Chief Science Officer Uppsala Monitoring Centre Uppsala, Sweden
Background: Pharmacovigilance requires identification of adverse event terms related to the same clinical condition, and solely relying on hierarchies in medical terminologies is often not sufficient. Similar challenges exist for the analysis of medicinal products. Rapid advances in artificial intelligence and machine learning have led to language models that can identify semantically related words. With these approaches words are represented by vectors which are derived from their context in large text corpora. Adaptations to pharmacovigilance have been proposed, creating vector representations of adverse events and drugs based on reporting patterns.
Objectives: To evaluate stability and clinical relatedness of nearest neighbors identified via vector representations for adverse events and drugs derived from global pharmacovigilance reporting patterns.

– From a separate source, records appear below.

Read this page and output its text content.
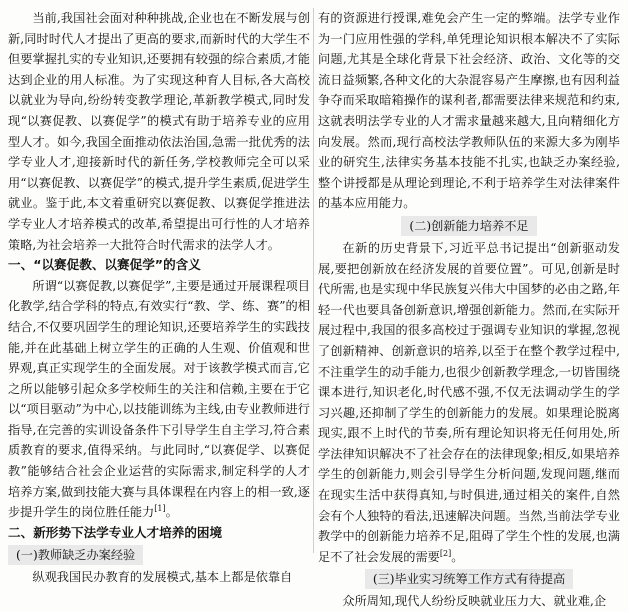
当前,我国社会面对种种挑战,企业也在不断发展与创新,同时时代人才提出了更高的要求,而新时代的大学生不但要掌握扎实的专业知识,还要拥有较强的综合素质,才能达到企业的用人标准。为了实现这种育人目标,各大高校以就业为导向,纷纷转变教学理论,革新教学模式,同时发现“以赛促教、以赛促学”的模式有助于培养专业的应用型人才。如今,我国全面推动依法治国,急需一批优秀的法学专业人才,迎接新时代的新任务,学校教师完全可以采用“以赛促教、以赛促学”的模式,提升学生素质,促进学生就业。鉴于此,本文着重研究以赛促教、以赛促学推进法学专业人才培养模式的改革,希望提出可行性的人才培养策略,为社会培养一大批符合时代需求的法学人才。

一、“以赛促教、以赛促学”的含义

所谓“以赛促教,以赛促学”,主要是通过开展课程项目化教学,结合学科的特点,有效实行“教、学、练、赛”的相结合,不仅要巩固学生的理论知识,还要培养学生的实践技能,并在此基础上树立学生的正确的人生观、价值观和世界观,真正实现学生的全面发展。对于该教学模式而言,它之所以能够引起众多学校师生的关注和信赖,主要在于它以“项目驱动”为中心,以技能训练为主线,由专业教师进行指导,在完善的实训设备条件下引导学生自主学习,符合素质教育的要求,值得采纳。与此同时,“以赛促学、以赛促教”能够结合社会企业运营的实际需求,制定科学的人才培养方案,做到技能大赛与具体课程在内容上的相一致,逐步提升学生的岗位胜任能力[1]。

二、新形势下法学专业人才培养的困境
(一)教师缺乏办案经验

纵观我国民办教育的发展模式,基本上都是依靠自

有的资源进行授课,难免会产生一定的弊端。法学专业作为一门应用性强的学科,单凭理论知识根本解决不了实际问题,尤其是全球化背景下社会经济、政治、文化等的交流日益频繁,各种文化的大杂混容易产生摩擦,也有因利益争夺而采取暗箱操作的谋利者,都需要法律来规范和约束,这就表明法学专业的人才需求量越来越大,且向精细化方向发展。然而,现行高校法学教师队伍的来源大多为刚毕业的研究生,法律实务基本技能不扎实,也缺乏办案经验,整个讲授都是从理论到理论,不利于培养学生对法律案件的基本应用能力。

(二)创新能力培养不足

在新的历史背景下,习近平总书记提出“创新驱动发展,要把创新放在经济发展的首要位置”。可见,创新是时代所需,也是实现中华民族复兴伟大中国梦的必由之路,年轻一代也要具备创新意识,增强创新能力。然而,在实际开展过程中,我国的很多高校过于强调专业知识的掌握,忽视了创新精神、创新意识的培养,以至于在整个教学过程中,不注重学生的动手能力,也很少创新教学理念,一切皆围绕课本进行,知识老化,时代感不强,不仅无法调动学生的学习兴趣,还抑制了学生的创新能力的发展。如果理论脱离现实,跟不上时代的节奏,所有理论知识将无任何用处,所学法律知识解决不了社会存在的法律现象;相反,如果培养学生的创新能力,则会引导学生分析问题,发现问题,继而在现实生活中获得真知,与时俱进,通过相关的案件,自然会有个人独特的看法,迅速解决问题。当然,当前法学专业教学中的创新能力培养不足,阻碍了学生个性的发展,也满足不了社会发展的需要[2]。

(三)毕业实习统筹工作方式有待提高

众所周知,现代人纷纷反映就业压力大、就业难,企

Methods: vigiVec is an adaptation of the publicly available Word2Vec neural network language model. It creates vector representations of MedDRA preferred terms and WHODrug active ingredients from reporting patterns in VigiBase, the WHO global database of individual case safety reports. Our evaluation focused on nearest neighbors identified by the cosine similarity of the vector representations. Stability was measured as the average overlap in the ten nearest neighbors for each adverse event or drug, in repeated fitting of vigiVec. Clinical relatedness was measured through term intruder detection, where a medical doctor was asked to identify a random intruder among the four nearest neighbors to a specific adverse event or drug.

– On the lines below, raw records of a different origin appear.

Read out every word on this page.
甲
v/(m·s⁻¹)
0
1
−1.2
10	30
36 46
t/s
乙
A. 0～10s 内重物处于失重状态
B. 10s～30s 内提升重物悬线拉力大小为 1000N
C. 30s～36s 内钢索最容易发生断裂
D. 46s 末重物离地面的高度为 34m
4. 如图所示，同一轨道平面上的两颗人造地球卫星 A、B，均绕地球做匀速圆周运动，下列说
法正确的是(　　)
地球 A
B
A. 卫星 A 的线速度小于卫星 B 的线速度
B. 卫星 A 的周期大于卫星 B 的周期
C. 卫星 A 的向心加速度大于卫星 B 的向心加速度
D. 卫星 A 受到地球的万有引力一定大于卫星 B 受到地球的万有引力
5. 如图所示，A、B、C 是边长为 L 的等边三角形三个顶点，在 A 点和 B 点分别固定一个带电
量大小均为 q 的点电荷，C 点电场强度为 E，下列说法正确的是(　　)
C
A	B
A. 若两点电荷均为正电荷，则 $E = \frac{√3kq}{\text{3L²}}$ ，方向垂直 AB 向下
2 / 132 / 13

Results: Among the ten nearest neighbors, 1.8 adverse events were on average part of the same High Level Term (e.g. Coagulopathies), and 1.3 drugs were part of the same ATC level 3 group (e.g. Opioids). For neighbors and intruders chosen outside HLT the intruder detection rate was 79%. Within HLT it was 46%. By chance, we should expect 20%. Corresponding rates for the drugs were 64% outside ATC3 and 42% within. The stability of nearest neighbors was 80% for adverse events and 64% for drugs. For illustration, the ten nearest neighbors of Throat tightness all relate to a clinical context of oropharyngeal hypersensitivity, but only two belong to the same HLT (Upper respiratory tract signs and symptoms). However, eight share its SMQ (Oropharyngeal disorders). This highlights vigiVec’s ability to create clinically relevant representations, while complementing manually curated terminologies.
Conclusions: The semantic representations of vigiVec are stable and show a high level of clinical relatedness. Data-driven identification of clinically related adverse events and drugs may complement existing medical hierarchies, supporting domain experts in pharmacovigilance.